In [None]:
def chunk_by_sentences(text, max_chunk_size=500):
    """
    Split text into chunks by sentences, keeping sentences intact.
    
    Args:
        text: The text to chunk
        max_chunk_size: Maximum characters per chunk
    
    Returns:
        List of text chunks
    """
    # Simple sentence splitting (split on . ! ?)
    import re
    sentences = re.split(r'(?<=[.!?])\s+', text)
    
    chunks = []
    current_chunk = ""
    
    for sentence in sentences:
        # Check if adding this sentence would exceed max size
        if len(current_chunk) + len(sentence) > max_chunk_size and current_chunk:
            # Save current chunk and start new one
            chunks.append(current_chunk.strip())
            current_chunk = sentence
        else:
            # Add sentence to current chunk
            current_chunk += " " + sentence if current_chunk else sentence
    
    # Don't forget the last chunk
    if current_chunk:
        chunks.append(current_chunk.strip())
    
    return chunks

# Test it
chunks = chunk_by_sentences(sample_document, max_chunk_size=400)
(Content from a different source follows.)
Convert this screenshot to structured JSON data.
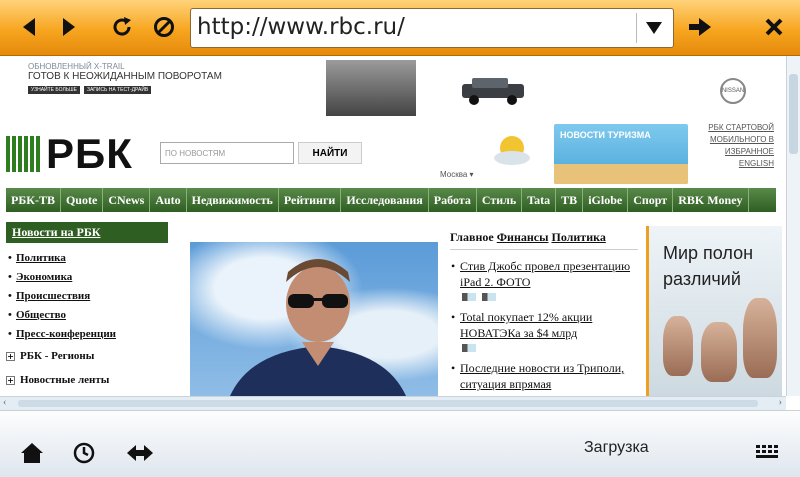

print(f"Number of chunks: {len(chunks)}\n")
for i, chunk in enumerate(chunks, 1):
    print(f"Chunk {i} ({len(chunk)} chars):")
    print(chunk)
    print("-" * 80)

In [None]:
def chunk_by_paragraphs(text, min_chunk_size=100):
    """
    Split text by paragraphs (double newlines).
    
    Args:
        text: The text to chunk
        min_chunk_size: Minimum characters per chunk (combine small paragraphs)
    
    Returns:
        List of text chunks
    """
    # Split by double newlines (paragraph separator)
    paragraphs = text.split('\n\n')
    
    chunks = []
    current_chunk = ""
    
    for para in paragraphs:
        para = para.strip()
        if not para:
            continue
            
        # If paragraph is too small, combine with next
        if len(para) < min_chunk_size:
            current_chunk += "\n\n" + para if current_chunk else para
        else:
            # Save previous chunk if exists
            if current_chunk:
                chunks.append(current_chunk.strip())
            # Start new chunk with this paragraph
            current_chunk = para
    
    # Don't forget the last chunk
    if current_chunk:
        chunks.append(current_chunk.strip())
    
    return chunks

# Test it
chunks = chunk_by_paragraphs(sample_document, min_chunk_size=100)

print(f"Number of chunks: {len(chunks)}\n")
for i, chunk in enumerate(chunks, 1):
    print(f"Chunk {i} ({len(chunk)} chars):")
    print(chunk)
    print("-" * 80)